I'm the lucky one, at least that's what my father always said and I used to believe him.

When I was little, he made sure I was near him when he played cards with my mother and his mother, Nonna. If he was getting his ass kicked he would pull me onto his lap to change his luck. His arms would curve around mine; his hand of cards forming a wall between us and them. I could stay in that cocoon for hours listening to his laughter and feeling his warm breath in my hair.

From time-to-time, my sister, Jenny, would pop into glare at me, like I had stolen something from her. But we both knew she could never sit still and watch a card game.

Those stupid card games spent it up. Had I known, I would have saved my luck for when it could really matter. But it's too late for that now.

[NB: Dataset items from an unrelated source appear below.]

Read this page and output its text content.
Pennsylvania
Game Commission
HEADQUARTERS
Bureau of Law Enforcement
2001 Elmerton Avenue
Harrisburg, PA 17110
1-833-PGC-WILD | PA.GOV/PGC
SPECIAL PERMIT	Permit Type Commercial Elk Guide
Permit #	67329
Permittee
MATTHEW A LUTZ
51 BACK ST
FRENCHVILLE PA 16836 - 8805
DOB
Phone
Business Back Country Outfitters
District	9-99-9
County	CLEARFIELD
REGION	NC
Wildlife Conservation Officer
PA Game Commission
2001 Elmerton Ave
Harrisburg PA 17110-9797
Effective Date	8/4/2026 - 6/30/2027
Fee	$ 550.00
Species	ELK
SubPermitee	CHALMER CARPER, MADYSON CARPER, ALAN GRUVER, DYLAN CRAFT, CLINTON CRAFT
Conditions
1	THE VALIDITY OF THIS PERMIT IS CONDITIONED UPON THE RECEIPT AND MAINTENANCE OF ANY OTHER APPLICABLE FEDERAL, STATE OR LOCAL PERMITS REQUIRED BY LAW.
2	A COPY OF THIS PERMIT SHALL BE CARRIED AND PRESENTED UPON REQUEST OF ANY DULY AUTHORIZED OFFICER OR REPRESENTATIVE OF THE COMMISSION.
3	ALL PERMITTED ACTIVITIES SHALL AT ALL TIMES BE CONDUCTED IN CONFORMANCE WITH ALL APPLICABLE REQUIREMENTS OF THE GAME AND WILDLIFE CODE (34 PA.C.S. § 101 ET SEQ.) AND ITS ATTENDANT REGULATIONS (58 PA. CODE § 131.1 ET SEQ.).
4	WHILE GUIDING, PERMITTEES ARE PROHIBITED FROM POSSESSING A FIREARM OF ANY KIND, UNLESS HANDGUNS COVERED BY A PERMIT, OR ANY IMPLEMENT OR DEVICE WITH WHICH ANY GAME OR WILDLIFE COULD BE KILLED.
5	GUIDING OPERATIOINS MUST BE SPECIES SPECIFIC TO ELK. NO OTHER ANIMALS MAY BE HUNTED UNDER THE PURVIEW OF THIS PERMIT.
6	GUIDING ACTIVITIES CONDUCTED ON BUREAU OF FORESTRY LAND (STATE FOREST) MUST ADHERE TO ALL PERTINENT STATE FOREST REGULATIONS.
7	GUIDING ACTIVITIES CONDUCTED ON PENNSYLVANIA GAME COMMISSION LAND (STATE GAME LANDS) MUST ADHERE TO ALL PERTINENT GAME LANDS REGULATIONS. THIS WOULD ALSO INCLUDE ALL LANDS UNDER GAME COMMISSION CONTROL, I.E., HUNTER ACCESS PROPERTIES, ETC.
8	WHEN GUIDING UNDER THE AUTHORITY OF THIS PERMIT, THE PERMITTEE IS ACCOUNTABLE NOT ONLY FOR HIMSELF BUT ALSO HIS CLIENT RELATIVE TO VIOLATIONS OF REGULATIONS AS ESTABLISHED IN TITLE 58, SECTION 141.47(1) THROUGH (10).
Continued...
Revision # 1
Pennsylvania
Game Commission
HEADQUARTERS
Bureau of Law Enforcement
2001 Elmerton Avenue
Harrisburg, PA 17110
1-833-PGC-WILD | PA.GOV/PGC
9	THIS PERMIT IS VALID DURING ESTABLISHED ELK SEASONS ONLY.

I don't have the energy to dwell on the suck that has become my life. I can't even manage to be difficult, which is how my cousin, Brooke, talks me into going to an end-of-summer party.

"Please! I'll introduce you around so your first day of school won't be so hard."

Brooke's sing-song voice makes everything sound like a perky cheer (an occupational hazard of being captain of the cheerleading squad, I guess). She is always the first to celebrate anything, like life is one big party all the time. I suppose if God had left my life intact, I'd see the world differently. Besides, kicking off my senior year in a new school and a new town isn't really cause for celebration. It's more like something I have to bear.

If I didn't know her, I might hate her guts. But Brooke is one of those rare creatures who is beautiful and kind; except when she has a pair of tweezers in her hand and she is on a mission. Then she's a full-out witch with a capital B, as my mom likes to say.

I've heard the expression "You have to suffer to be beautiful" but whoever thought of ripping out eyebrow hair is seriously touched in the head. And what about emotional suffering? If that counted, I would look like a goddess already.